Put common used errors class in a single file, like below

``` ruby
# utils/errors.rb

class FooError
end

class BarError
end
```

In other files under 'utils' we want to use those errors, so the best practice is to use `require_relative 'errors'` in each file we need.

``` ruby
# utils/binary_helper.rb

# we forget require errors

module BinaryHelper
# ...
  raise BarError
# ...
end

```

But sometime we may forget to require dependencies in a file, it's hard to notice because
 if RubyVM already execute the requires we still can access the name BarError,

but if user directly to require 'utils/binary_helper', he/she will got an NameError.


case 2: 

Two gems use same top-level module name, so we can't use them together

## The Reason of The Problem

The reason is we let module author to decision which module user can use. ('require' is basically evaluation, highly dependent on the module author's design)

But we should let users control which names to use and available in context. As many other popular languages dose(Rust, Python..)
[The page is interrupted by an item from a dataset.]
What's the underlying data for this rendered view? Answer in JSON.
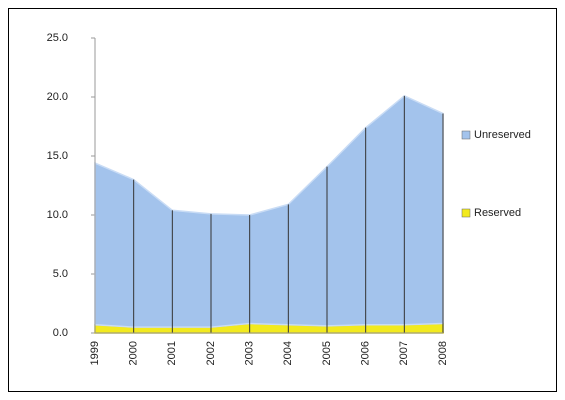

I think the solution is basically the same philosophy compares to refinement feature.


## The Design

I propose an improved namespace to Ruby, to solve the problems and still compatible with the current Ruby module system.

``` ruby
class Foo
end

# introduce Kernel#namespace
namespace :Hello do
  # avoiding namespace chaos
  # Foo -> NameError, can't access TOPLEVEL_BINDING directly
  
  # Kernel#import method, introduce Foo name from TOPLEVEL_BINDING
  import :Foo

  # in a namespace user can only access imported name
  Foo

  # import constant to another alias name
  # can avoid writing nested module/class names
  import :"A::B::C::D", as: :E

  # require then import, for convenient 
  import :"A::B::C::D", as: :E, from: 'some_rb_file'

  # import same name from two gems
  import :"Foo", as: :Foo_A, from: 'foo_a'
  import :"Foo", as: :Foo_B, from: 'foo_b'

  # import names in batch
  import %i{"A::B::C::D", "AnotherClass"}, from: 'some_rb_file'

  # import and alias in batch
  import {:"A::B::C::D" => :E, :Foo => Foo2}, from: 'some_rb_file'

  class Bar
    def xxx
      # can access all names in namespace scope
      [Foo, Foo_A, Foo_B]
    end
  end
end

Hello.class #  -> module. namespace is just a module
Hello::Bar # so we do not broken current ruby module design

# namespace system is intent to let user to control names in context
# So user can choose use the old require way

require 'hello'

Hello::Bar


# Or user can use namespace system as we do in hello.rb

namespace :Example do
  import :"Hello::Bar", as: :Bar
  Bar # ok
  Foo # name error, cause we do not import Foo in :Example namespace
end

Foo # ok, cause Foo is loaded in TOPLEVEL_BINDING

# define nested namespace

# more clear syntax than °»module Example::NestedExample°…
namespace :NestedExample, under: Example do
end

namespace :Example2 do
  namespace :NestedExample do
  end
end

```

Pros:

* Completely compatible with the current module system, a gem user can completely ignore whether a gem is write in Namespace or not.
* User can completely control which names in current context/scope.
* May solve the top module name conflict issue(depends on VM implementation).
* Avoid introducing new keyword and syntax.
* Type hint or name hint can be more accuracy under namespace(not sure).

Cons:

* Need to modify Ruby VM to support the feature.